First Half of October Looking Dry

Home / Uncategorized / First Half of October Looking Dry

After a relatively active late September, the first half or third of October is looking quite dry, with dominant ridging taking over by this coming week. Over the last couple weeks, a couple of weak to moderate-strength Pacific storm systems impacting/affecting northern California delivering some measurable rainfall, thunderstorms, and even snow above about 8000ft Saturday. Certainly nothing that impacts the drought, but something.

Lightning photographed Friday night from here in Rocklin, looking east toward Auburn from a ridge.

Lightning photographed Friday night from here in Rocklin, looking east toward Auburn from a ridge.

The overall pattern changes pretty drastically by this coming week, though. Overall longwave trough sets up east of the Rockies through the week, with large-scale ridging taking over the eastern Pacific & most of the western U.S., with troughing in the central Pacific amplifying our ridge between the troughs/upper-lows. 850mb temperatures drastically rise through the week and beyond, from the single digits this weekend to the 18 – 24c range by mid to late-week as the strong upper-level ridge overhead draws northward increasing warm mid-level temperatures from the south. Valley temperatures return into the upper 80s to mid-90s by mid to late-week due to this strong ridging and rapidly warming mid-level temperatures (which is also in-part due to increasing surface temperatures, not just warmer mid-level temps being ushered northward by the upper-level ridge).

224

GFS’s forecast 2-meter temperatures for Wednesday afternoon, indicating low to mid-90s across much of the lower elevations of northern and central California.
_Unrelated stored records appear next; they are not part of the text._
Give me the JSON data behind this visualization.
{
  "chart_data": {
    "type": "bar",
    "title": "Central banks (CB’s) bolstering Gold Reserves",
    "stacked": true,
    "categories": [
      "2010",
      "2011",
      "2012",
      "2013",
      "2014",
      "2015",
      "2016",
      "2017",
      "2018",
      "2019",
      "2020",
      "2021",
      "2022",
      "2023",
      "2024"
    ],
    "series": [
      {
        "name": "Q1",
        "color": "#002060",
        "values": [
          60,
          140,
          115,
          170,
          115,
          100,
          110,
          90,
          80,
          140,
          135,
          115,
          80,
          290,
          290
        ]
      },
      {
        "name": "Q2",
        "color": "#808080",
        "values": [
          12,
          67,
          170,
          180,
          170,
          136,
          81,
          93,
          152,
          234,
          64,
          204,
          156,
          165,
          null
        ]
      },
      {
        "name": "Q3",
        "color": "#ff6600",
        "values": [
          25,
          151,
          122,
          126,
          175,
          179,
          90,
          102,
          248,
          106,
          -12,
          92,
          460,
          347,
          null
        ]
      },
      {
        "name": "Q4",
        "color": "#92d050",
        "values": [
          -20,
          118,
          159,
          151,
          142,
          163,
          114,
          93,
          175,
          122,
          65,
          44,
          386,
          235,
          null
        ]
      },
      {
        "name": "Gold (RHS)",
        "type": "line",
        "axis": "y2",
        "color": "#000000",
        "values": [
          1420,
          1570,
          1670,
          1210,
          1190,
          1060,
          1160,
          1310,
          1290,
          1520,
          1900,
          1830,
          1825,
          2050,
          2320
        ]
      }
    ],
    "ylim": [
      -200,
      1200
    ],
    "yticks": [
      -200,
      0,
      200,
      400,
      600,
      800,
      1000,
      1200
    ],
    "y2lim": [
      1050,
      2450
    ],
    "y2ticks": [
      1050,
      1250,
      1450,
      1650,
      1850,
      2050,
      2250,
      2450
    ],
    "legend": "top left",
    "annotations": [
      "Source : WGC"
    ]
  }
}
Surface temperatures rocket well out of the normal range due to this, as seen below. Troughing settling into the middle part of the country brings their temperatures down drastically, with the opposing pattern here on our side of the lower-48. That little bit of snow that fell in the sierra won’t be lasting long. In addition to the heat (for the time of year), troughs passing to the north and east of California could also mean periods of gusty/increased offshore winds, drying out the ground after the bit of precipitation we’ve received and increasing fire danger.

GFS's forecast surface temperature anomalies for Saturday afternoon.

GFS’s forecast surface temperature anomalies for Saturday afternoon. Most of California sits in temperature 10 degrees above normal.

The GFS and ECMWF, along with most of their ensembles indicate this pattern continuing through at least mid-month. Now looking out 2 weeks plus is quite tricky, but this pattern has shown it’s persistence before, lasting months. We can hope for a better second half of the month, but long range models including the ECMWF-EPS weeklies and CFS indicate a below-normal month precipitation wise across California, along with above-normal temperatures. CFS wants to continue this dreaded pattern into November as well, but I don’t even trust most models more than a week typically, so we’ll see.

I’ll have a new post once the next storm shows up, which is hopefully sooner than what most long-range indications suggest.